MyIdea4CA shows both the power and limitation of opening up to the crowd
US media strategist and Business Week columnist Ben Kunz points us towards this site created by Governor Arnold Schwarzenegger’s administration in California.
Essentially California is short of $21 billion and Gov Schwarzenegger has involved the voters directly by creating myidea4ca.com. People can submit ideas by adding the hashtag #myidea4ca to a tweet and it’s then voted up or down by the general public.
It’s a great idea and as Ben says, Schwarzenegger deserves credit for using Twitter as a listening device.

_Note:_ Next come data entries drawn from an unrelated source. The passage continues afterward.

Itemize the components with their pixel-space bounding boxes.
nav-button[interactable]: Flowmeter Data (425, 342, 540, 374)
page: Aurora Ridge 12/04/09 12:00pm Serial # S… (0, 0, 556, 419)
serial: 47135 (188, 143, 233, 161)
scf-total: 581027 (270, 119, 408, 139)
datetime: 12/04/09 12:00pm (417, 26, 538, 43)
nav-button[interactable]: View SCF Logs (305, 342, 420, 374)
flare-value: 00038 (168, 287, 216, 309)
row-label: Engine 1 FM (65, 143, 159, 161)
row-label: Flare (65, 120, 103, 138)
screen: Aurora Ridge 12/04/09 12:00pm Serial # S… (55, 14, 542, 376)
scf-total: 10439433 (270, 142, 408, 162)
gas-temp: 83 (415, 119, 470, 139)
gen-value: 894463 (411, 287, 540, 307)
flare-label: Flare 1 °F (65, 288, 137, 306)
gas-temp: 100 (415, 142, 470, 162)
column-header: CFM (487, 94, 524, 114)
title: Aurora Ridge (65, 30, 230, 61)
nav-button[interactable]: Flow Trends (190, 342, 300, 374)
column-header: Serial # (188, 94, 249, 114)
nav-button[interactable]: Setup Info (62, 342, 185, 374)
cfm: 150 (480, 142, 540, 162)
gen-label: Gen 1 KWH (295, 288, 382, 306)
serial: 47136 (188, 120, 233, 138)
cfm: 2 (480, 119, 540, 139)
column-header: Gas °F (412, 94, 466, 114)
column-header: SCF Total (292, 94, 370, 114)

Yet…at the same time a scan through what’s up there shows that it’s being used less to put forward constructive suggestions and more by people who just want to push this or that particular cause.
Some suggestions are (whether you agree with them or not) legitimate ideas, such as emptying the jails of non violent offenders…
…and then we have a fair amount of tweets for or against the idea of creating a Harvey Milk Day, which might well be a good move in promoting equality, but I doubt will raise $21 billion anytime soon, and suggestions such as getting rid of ALL gun control laws.
Plus there is the problem that everyone (including someone like me who clearly does not live in California!) can vote the ideas up or down.
In that sense it reminds me a little bit of the Skittles experiment where the website was taken down and given over to social media comment.
The principle of it was, I thought a novel and brave move, but the implementation – making Twitter centre stage – gave prominence to those who shouted loudest and those who had an axe to grind (in Skittles’ case people who wanted to sabotage it through copious swearing).
What Skittles ended up doing was to revise the experiment slightly by rotating in other social networks from Flickr to Facebook. Maybe MyIdea4Ca.com would work better along a similar lines – encourage people to utilise other networks to bring their idea to life, and substantiate them, a bit more?







Mediocrity is one of the perils of crowdsourcing. The trick, I think, is to find a way to filter the muck from the 1-2% of ideas that are really meaningful.
Come to think of it, you could say the entire mess California is in is a result of democratized crowdsourcing run amok. Everyone wants programs and no one likes taxes; if you give people that, they get what they asked for, with a multibillion-dollar debt to go along with it. Their program requests needed a few filters.